Is the Conservative vs. Liberal Litmus Paper Test Reliable in Predicting Which Judges Are Likely to Rule for or Against Property Oners in Eminent Domain Cases?

          Don’t miss Professor Ilya Somin’s discussion on the Volokh Conspiracy about the fallacy of categorizing court decisions involving eminent domain, as eithet pro-business or anti-business. Go to http://volokh.com/posts/1243651525.shtml to check it out.

         In a nutshell, what is going on is that left-liberal commentators and journalists are often besotted with the idea of the government taking property from its rightful owners for some public purpose (like roads, government buildings etc.) or for some “public-private” scam like redevelopment, that is labeled a “public use” even what it plainly and primarily benefits private business interests at public expense. But Professor Somin’s point brigs to mind something else that we have had occasion to think about during our decades in the condemnation law biz.

         It is also misleading to classify court decisions in these cases as being conservative vs. liberal. Why? Because conservative judges are often authority-oriented and tend to rule for the authority figure like the government, while liberal judges ostensibly favor the individual and under the right circumstances can summon the will to rule against the government which is what they tend to do in non-condemnation cases. Thus, in California, impeccably liberal judges, like the California Supreme Court Associate Justice Stanley Mosk were capable of producing opinions that favored the condemnees’ side both on the right to take and on issues of compensation.

         Thus, on the former point, Justice Mosk was the author of the forceful dissent in the leading excess condemnation case, People v. Superior Court (Rodoni) 68 Cal.2d 206 (1968) where he objected to the state’s taking of some 50 acres of land in excess to what it concededly required for a freeway. He was proven right when a few years later the California Little Hoover Commission investigated the state’s excess land acquisition program and found that, far from saving money as claimed by the state, it was a rathole for public funds. Proceeding under it, the state had acquired some $100 million worth of land which it could neither use nor sell.
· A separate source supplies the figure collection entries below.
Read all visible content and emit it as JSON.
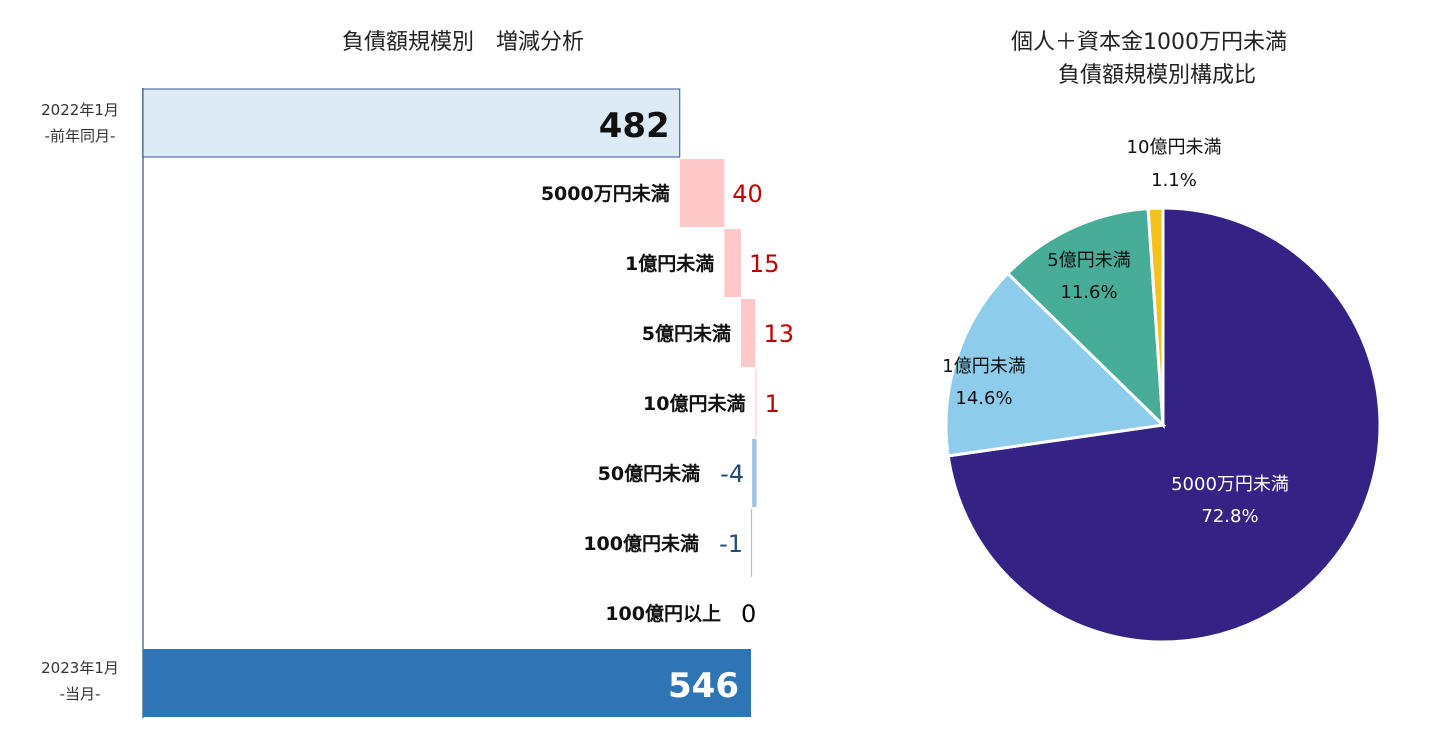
{
  "chart_data": [
    {
      "type": "bar",
      "subtype": "waterfall",
      "title": "負債額規模別　増減分析",
      "start": {
        "label_line1": "2022年1月",
        "label_line2": "-前年同月-",
        "value": 482,
        "value_label": "482",
        "color": "#DDEBF7"
      },
      "end": {
        "label_line1": "2023年1月",
        "label_line2": "-当月-",
        "value": 546,
        "value_label": "546",
        "color": "#2E75B6"
      },
      "categories": [
        "5000万円未満",
        "1億円未満",
        "5億円未満",
        "10億円未満",
        "50億円未満",
        "100億円未満",
        "100億円以上"
      ],
      "values": [
        40,
        15,
        13,
        1,
        -4,
        -1,
        0
      ],
      "value_labels": [
        "40",
        "15",
        "13",
        "1",
        "-4",
        "-1",
        "0"
      ],
      "colors": {
        "increase": "#FFC9C9",
        "decrease": "#9DC3E6",
        "increase_text": "#C00000",
        "decrease_text": "#1F4E79",
        "zero_text": "#000000"
      }
    },
    {
      "type": "pie",
      "title_line1": "個人＋資本金1000万円未満",
      "title_line2": "負債額規模別構成比",
      "slices": [
        {
          "name": "5000万円未満",
          "pct_label": "72.8%",
          "value": 72.8,
          "color": "#342385"
        },
        {
          "name": "1億円未満",
          "pct_label": "14.6%",
          "value": 14.6,
          "color": "#8ECCEB"
        },
        {
          "name": "5億円未満",
          "pct_label": "11.6%",
          "value": 11.6,
          "color": "#47AC98"
        },
        {
          "name": "10億円未満",
          "pct_label": "1.1%",
          "value": 1.1,
          "color": "#F4C21C"
        }
      ]
    }
  ]
}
          Justice Mosk also wrote eminent domain opinions favoring the condemnees’ side in Klopping v. City of Whittier, 6 Cal. 3d 39 (1972), (owners entitled to compensation for unreasonable precondemnation government conduct),  Jones v. People, 22 Cal.3d 144 (1979 (same), Southern California Edison v. Bourgerie, 9 Cal.3d 169 (1973) (overrulimng prior precedent and making covenants running with the land compensable in eminent domain), and Nestle v. Santa Monica, 10 Cal.3d 1385 (1973) (establishing government liability for airport-caused nuisance).

         On the other hand, Frank Richardson, the leading conservative Justice on the California Supreme Court, authored the two opinions that (at least in our view) were probably the most harmful, anti-property opinions rendered by that court: Agins v. City of Tiburon, 24 Cal.3d 266 (1979) (denying compensation for regulatory takings, but overruled in First English etc. Church v. County of Los Angeles, 482 U.S. 304 (1987)), and City of Oakland v. Oakland Raiders, 32 Cal.3d 60 (1982) (giving the “public use” clause an expansive interpretation and finding that a city’s taking of an NFL franchise to prevent the Raiders from moving out of Oakland was a “public use”).

          It seems to us that the Libertarian vs. Statist test is more useful in predicting which judges will vote which way, but it too is unreliable. Also, in more recent years, we have seen the emergence of a doctrinaire segment of the judiciary that irrespective of its right-left breakdown is under almost all circumstances  opposed to private property rights when they collide with government takings, particularly regulatory inverse condemnation takings. The best example of that phenomenon is the ferocious hostility to inverse takings claimants, that is displayed by many federal judges, even nominally condervative ones — Judge Richard Posner of the 7th Circuit being the proverbial “Exhibit A.”

         The good news is that a number of state courts have been so repelled by the unabashed extremism of the U.S. Supreme Court’s Kelo decision that they have reacted by curbing their states’ taking power — e.g, Illinois, Michigan, Ohio, Oklahoma, Pennsylvania, South Carolina, and sometimes New Jersey.

Follow up. Right after finishing the above post, we came across a fascinating item on Timothy Sandefur’s blog ( http://sandefur.typepad.com/freespace/ ) in which he points to the observation of  Sharon Love  that the vaunted personal liberalism  of the left is largely focused on sexual activities, which is why it is so appealing to the young whose hormonal output tends to overcome their intellectual product. Which, if true, would also tend to explain why people tend to grow more conservative as they age.